Ad ogni modo, il patron azzurro ha davvero trasformato in oro tutto ciò che ha toccato.
A partire dalla casa cinematografica con il sodalizio ADL-fratelli Vanzina; continuando con il calcio e con ciò che oggi rappresenta il Napoli: sedicesimo club d’Europa per coefficiente UEFA, ventesimo nella classifica delle squadre più ricche d’Europa con 207,4 milioni di euro. Oltre ad un marchio, quello del club partenopeo, sempre più in espansione. Una società portata al fallimento dalle precedenti scellerate presidenze, raccolta e riportata ai fasti di un tempo – o forse oltre – da un gruppo che ha avuto ben chiare le idee da perseguire.
Si, perché il Napoli – salvo l’era Maradona – ai livelli attuali non c’è mai stato. I partenopei non sono mai stati così in alto – in termini di marchio e di calcio – in Italia, in Europa, nel Mondo. Una struttura dirigenziale ben definita che ha saputo conciliare, per quelle che erano le sue possibilità, i risultati sportivi ai profitti. Il palmares calcistico vanta, infatti, due Coppe Italia ed una Supercoppa Italiana. Certo, i tifosi si sarebbero aspettati qualcosa in più, magari quello Scudetto che manca ormai da un trentennio. Bisogna essere anche consapevoli, però, che il gap con i Campioni d’Italia da ben 8 anni è stato talmente ampio da non permettere altro di più. Nell’anno in cui gli azzurri sono andati più vicini al tricolore c’è voluto un gioco collaudato, interpreti perfetti per quello spartito ed un vero condottiero che ha stimolato e motivato in ogni modo i propri soldati. E’ forse mancata quella ‘fortuna’, se così vogliamo chiamarla, che spesso può fare la differenza tra una vittoria e una sconfitta.
NON E’ TUTTO ORO QUEL CHE LUCCICA
“Nuotavate nella merda” oppure “non c’erano neanche i palloni” sono solo due delle tante uscite pubbliche poco felici dell’esuberante, a dir poco, patron azzurro. Un uomo capace di gestire miliardi di euro con la stessa facilità con cui ha dato di matto. Una personalità unica nel suo genere che spesso è uscita fuori con delle scivolate che – anche se non opportune da parte di un presidente di un club come il Napoli – hanno sortito, in certi casi, un effetto positivo su una squadra unitasi sempre più intorno all’allenatore di turno.
In definitiva, De Laurentiis può essere amato oppure no, resta il fatto che la sua gestione oculata ha comunque portato dei risultati. ADL non ha, alle spalle, la forza che può avere Exor, Suning et similia.
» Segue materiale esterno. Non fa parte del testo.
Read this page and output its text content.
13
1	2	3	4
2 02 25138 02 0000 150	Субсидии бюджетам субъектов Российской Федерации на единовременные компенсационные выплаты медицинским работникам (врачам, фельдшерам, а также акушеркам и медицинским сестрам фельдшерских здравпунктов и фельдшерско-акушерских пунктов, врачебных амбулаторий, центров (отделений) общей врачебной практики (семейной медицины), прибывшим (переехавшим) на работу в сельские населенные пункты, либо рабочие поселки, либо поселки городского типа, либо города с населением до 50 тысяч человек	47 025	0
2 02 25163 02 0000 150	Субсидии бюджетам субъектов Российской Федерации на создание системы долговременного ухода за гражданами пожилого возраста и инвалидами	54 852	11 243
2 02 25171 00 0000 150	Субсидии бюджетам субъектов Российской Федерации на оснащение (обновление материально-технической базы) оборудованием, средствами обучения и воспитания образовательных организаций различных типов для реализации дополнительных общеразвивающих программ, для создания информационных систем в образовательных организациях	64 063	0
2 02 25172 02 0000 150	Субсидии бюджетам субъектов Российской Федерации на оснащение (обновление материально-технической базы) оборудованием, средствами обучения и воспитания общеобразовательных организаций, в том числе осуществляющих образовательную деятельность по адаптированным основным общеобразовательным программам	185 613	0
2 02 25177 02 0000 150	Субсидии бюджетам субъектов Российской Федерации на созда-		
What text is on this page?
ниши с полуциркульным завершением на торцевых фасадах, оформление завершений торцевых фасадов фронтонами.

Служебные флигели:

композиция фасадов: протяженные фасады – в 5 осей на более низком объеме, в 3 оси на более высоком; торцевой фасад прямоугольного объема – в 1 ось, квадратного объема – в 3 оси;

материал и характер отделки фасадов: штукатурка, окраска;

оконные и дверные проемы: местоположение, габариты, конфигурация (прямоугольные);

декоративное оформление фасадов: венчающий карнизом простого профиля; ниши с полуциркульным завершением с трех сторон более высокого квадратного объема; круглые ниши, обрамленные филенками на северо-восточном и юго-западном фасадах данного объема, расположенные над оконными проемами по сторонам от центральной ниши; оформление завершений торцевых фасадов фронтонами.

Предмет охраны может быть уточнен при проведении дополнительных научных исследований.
Non può permettersi di fare il passo più lungo della gamba. Quello del patron azzurro è un progetto a lunga scadenza, con una società che per forza di cose va autogestita. Un club, il suo, libero dalle catene dei debiti bancari e per questo motivo il più florido del nostro panorama calcistico. Se De Laurentiis ha ragione, se il progetto è davvero vincente, solo il tempo potrà dircelo.
A meno che il presidente non scelga la strada più facile: cedere. Con il Bari in Serie A, De Laurentiis non potrà mantenere legalmente il controllo di entrambi i club, e, a quel punto, dovrà prendere una decisione. La scelta che ne potrebbe scaturire è quella di decretare la fine del sodalizio con il Napoli, vendendo a terzi, e fare del Bari tutto ciò che il club azzurro è diventato. Molti tifosi partenopei se lo augurano, altri invece no. Anche in questo caso Aurelio è capace di dividere un popolo.
Chissà che non sia arrivato il momento di unirlo e mettere tutti d’accordo con un trofeo che, l’anno prossimo, mancherà da più di trent’anni. Questo, almeno, ce lo auguriamo tutti.
Nel bene o nel male, tanti auguri Presidente.